For Preservation Month, the PSC is sharing two principles of good buildings weekly that can be observed and measured within the built environment. They are intended to provide touch-points for the conversation about architecture and the human response that it provokes. This study shows us how common characteristics of buildings have transcended stylistic, chronological, and typological boundaries, and contributed to the ongoing effort to “make our existence not only visible, but meaningful.”
High quality materials are the building blocks of good buildings and great places. The message of quality and durability inherent in long-lasting materials promotes the human perception of timelessness and continuity of place. High quality materials provide an expression of concern
for the quality of the pedestrian experience. For instance, masonry elements provide a particularly strong connection between human scale and the built environment. The size of a brick is directly related to the ability of a mason to lay it comfortably by hand. Therefore, we perceive buildings that have been assembled with human-scaled materials as the result of tangible human activities rather than as abstract or synthetic.
Materials also contribute to the perception of a building’s overall scale and texture. Individual elements of a known size, such as a brick, allow the observer to understand the total size and scale of the structure. The texture of the surface, together with its color, will affect its visual weight, scale, and light-reflective qualities.
Visual balance is a timeless principle in achieving success in an overall building composition.

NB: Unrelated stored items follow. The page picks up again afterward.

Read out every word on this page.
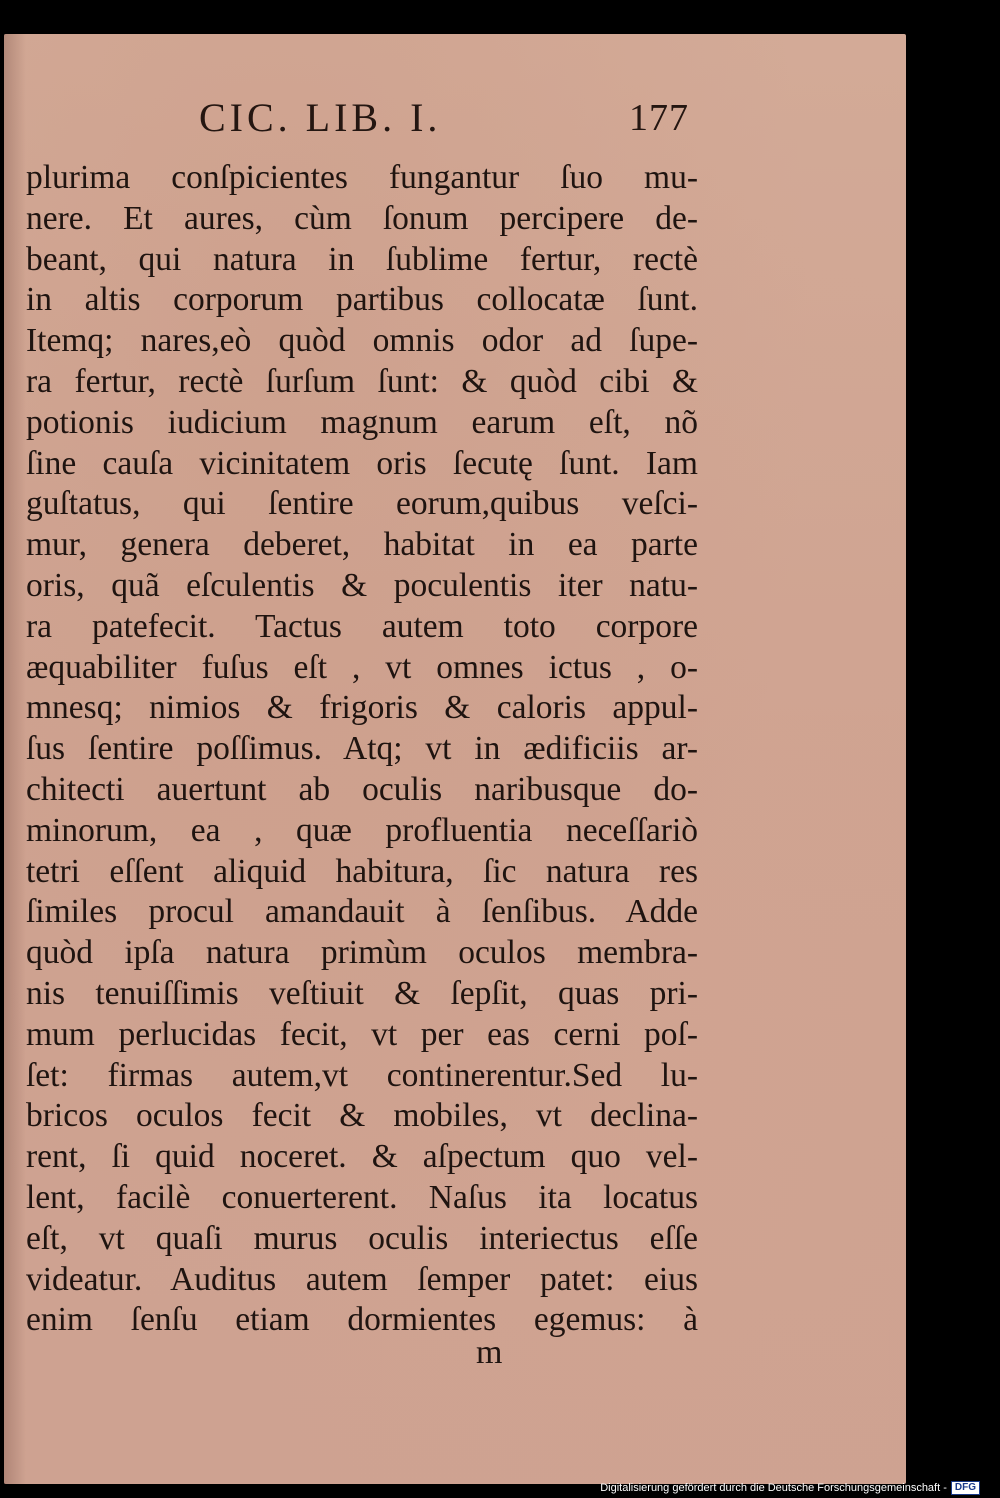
CIC. LIB. I.	177
plurima conſpicientes fungantur ſuo mu-
nere. Et aures, cùm ſonum percipere de-
beant, qui natura in ſublime fertur, rectè
in altis corporum partibus collocatæ ſunt.
Itemq; nares,eò quòd omnis odor ad ſupe-
ra fertur, rectè ſurſum ſunt: & quòd cibi &
potionis iudicium magnum earum eſt, nõ
ſine cauſa vicinitatem oris ſecutę ſunt. Iam
guſtatus, qui ſentire eorum,quibus veſci-
mur, genera deberet, habitat in ea parte
oris, quã eſculentis & poculentis iter natu-
ra patefecit. Tactus autem toto corpore
æquabiliter fuſus eſt , vt omnes ictus , o-
mnesq; nimios & frigoris & caloris appul-
ſus ſentire poſſimus. Atq; vt in ædificiis ar-
chitecti auertunt ab oculis naribusque do-
minorum, ea , quæ profluentia neceſſariò
tetri eſſent aliquid habitura, ſic natura res
ſimiles procul amandauit à ſenſibus. Adde
quòd ipſa natura primùm oculos membra-
nis tenuiſſimis veſtiuit & ſepſit, quas pri-
mum perlucidas fecit, vt per eas cerni poſ-
ſet: firmas autem,vt continerentur.Sed lu-
bricos oculos fecit & mobiles, vt declina-
rent, ſi quid noceret. & aſpectum quo vel-
lent, facilè conuerterent. Naſus ita locatus
eſt, vt quaſi murus oculis interiectus eſſe
videatur. Auditus autem ſemper patet: eius
enim ſenſu etiam dormientes egemus: à
m
Digitalisierung gefördert durch die Deutsche Forschungsgemeinschaft - DFG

A fundamental tool for achieving balance is the use of symmetry. The human perception of beauty is found
to be influenced by the measure of symmetry within an individual composition. Psychologists ascribe this to the awareness that the body is basically symmetrical, so intuitively this principle is extended to other artistic efforts. Applied to buildings, this principle creates order within elements of a composition. In looking for symmetry, groups of architectural elements can most easily be read visually by the rooflines of a structure. Under each roofline, a composition is formed which is visually enhanced when symmetry is achieved. Minor variations to a symmetrical condition, for example a door that is balanced by a window of the same proportion on the other side, can occur while an overall sense of balance is maintained.